There may other issues in play though. Ravicher notes that "Parties use litigation for all sorts of purposes, including getting diligence on competitors, etc. That's technically improper, but happens anyway. When that's a motive, the end of discovery marks the satisfaction of those goals, which helps cases settle at that stage."
Specifically, Ravicher thinks, "Larry Ellison isn't so stupid as to think he'll actually be able to force the destruction of Google phones, or at least his lawyers aren't.

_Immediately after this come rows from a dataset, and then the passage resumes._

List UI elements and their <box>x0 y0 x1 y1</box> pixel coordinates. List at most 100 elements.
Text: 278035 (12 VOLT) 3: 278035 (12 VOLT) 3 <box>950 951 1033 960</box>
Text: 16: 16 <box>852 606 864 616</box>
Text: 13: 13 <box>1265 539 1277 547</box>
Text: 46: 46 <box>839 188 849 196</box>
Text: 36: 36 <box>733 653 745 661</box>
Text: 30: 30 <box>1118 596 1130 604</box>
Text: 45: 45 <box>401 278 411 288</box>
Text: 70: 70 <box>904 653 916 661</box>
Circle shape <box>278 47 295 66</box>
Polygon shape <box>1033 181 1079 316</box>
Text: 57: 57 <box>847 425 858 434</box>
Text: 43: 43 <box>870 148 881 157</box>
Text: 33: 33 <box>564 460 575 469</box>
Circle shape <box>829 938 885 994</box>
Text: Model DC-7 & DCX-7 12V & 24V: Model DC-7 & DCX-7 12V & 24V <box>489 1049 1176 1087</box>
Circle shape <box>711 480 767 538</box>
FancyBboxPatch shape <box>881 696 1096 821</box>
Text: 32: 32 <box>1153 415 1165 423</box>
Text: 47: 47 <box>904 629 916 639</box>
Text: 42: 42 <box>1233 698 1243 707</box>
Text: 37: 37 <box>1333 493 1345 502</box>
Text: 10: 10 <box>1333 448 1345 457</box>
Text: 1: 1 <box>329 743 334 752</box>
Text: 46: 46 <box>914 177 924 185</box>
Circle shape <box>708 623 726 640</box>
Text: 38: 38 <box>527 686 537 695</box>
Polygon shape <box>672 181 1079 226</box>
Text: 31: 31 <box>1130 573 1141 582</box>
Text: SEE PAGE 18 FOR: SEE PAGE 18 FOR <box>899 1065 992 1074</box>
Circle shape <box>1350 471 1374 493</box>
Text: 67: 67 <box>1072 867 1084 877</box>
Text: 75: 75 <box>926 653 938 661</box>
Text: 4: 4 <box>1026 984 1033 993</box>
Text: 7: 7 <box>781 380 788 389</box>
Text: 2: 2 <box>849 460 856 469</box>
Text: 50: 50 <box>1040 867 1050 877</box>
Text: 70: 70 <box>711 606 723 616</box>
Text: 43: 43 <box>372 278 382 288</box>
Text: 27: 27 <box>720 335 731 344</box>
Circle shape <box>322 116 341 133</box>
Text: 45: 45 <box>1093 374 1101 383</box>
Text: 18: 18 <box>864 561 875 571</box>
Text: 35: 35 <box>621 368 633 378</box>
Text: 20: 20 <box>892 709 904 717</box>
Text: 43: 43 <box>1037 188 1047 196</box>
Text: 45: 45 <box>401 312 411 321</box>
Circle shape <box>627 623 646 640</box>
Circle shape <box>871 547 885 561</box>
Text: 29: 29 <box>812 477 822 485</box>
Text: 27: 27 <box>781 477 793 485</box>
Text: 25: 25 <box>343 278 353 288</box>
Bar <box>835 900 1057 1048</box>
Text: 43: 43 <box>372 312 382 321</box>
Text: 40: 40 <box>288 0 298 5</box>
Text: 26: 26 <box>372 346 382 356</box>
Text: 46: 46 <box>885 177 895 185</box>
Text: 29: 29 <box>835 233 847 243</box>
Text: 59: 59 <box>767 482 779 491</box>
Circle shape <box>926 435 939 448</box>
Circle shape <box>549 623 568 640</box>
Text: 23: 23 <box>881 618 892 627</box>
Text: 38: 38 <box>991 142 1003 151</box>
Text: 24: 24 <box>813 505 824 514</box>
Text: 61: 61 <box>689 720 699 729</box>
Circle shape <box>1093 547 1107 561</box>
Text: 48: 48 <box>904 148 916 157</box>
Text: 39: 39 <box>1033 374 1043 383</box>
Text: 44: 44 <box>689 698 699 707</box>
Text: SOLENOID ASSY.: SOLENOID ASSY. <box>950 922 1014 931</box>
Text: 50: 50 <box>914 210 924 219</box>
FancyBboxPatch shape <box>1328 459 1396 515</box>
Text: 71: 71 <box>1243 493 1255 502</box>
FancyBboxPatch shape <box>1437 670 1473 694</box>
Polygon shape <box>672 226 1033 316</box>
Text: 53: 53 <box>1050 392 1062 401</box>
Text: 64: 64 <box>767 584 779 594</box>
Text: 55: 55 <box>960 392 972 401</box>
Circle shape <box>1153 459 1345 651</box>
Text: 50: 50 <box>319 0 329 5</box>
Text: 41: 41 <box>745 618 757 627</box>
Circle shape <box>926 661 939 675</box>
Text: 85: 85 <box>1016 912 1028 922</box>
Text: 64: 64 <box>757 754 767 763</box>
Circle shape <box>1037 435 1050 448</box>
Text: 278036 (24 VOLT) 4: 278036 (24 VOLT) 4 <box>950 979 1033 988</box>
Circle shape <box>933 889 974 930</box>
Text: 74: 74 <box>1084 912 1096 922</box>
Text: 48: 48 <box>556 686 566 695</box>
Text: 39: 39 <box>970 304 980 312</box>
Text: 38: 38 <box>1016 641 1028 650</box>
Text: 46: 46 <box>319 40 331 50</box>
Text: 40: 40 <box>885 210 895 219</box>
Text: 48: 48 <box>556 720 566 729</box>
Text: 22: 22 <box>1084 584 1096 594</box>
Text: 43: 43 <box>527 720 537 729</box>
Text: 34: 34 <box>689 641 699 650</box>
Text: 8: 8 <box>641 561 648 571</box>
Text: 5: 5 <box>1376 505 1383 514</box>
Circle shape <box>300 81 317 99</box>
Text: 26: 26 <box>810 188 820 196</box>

Seems more like Oracle's trying to find a quick way to profit from the Sun acquisition, which again means it's all about money. Even so, that doesn't mean they're in the same ballpark. Fortunately for Google, the Federal Circuit a few months ago issued a new decision on damages which greatly reduced exposure for accused infringers."
While the final numbers aren't in yet, my informed guess is that Uniloc will get about a fifth, $77-million, of what it was initially awarded. By that logic, Oracle might do better to settle for a few hundred million now rather than pay out tens of millions in legal fees over years to get the same result. After all, Ellison has recently had bitter experience of having his $1.3-billion award against SAP being kicked down to $272-million; does he really want to go through that again?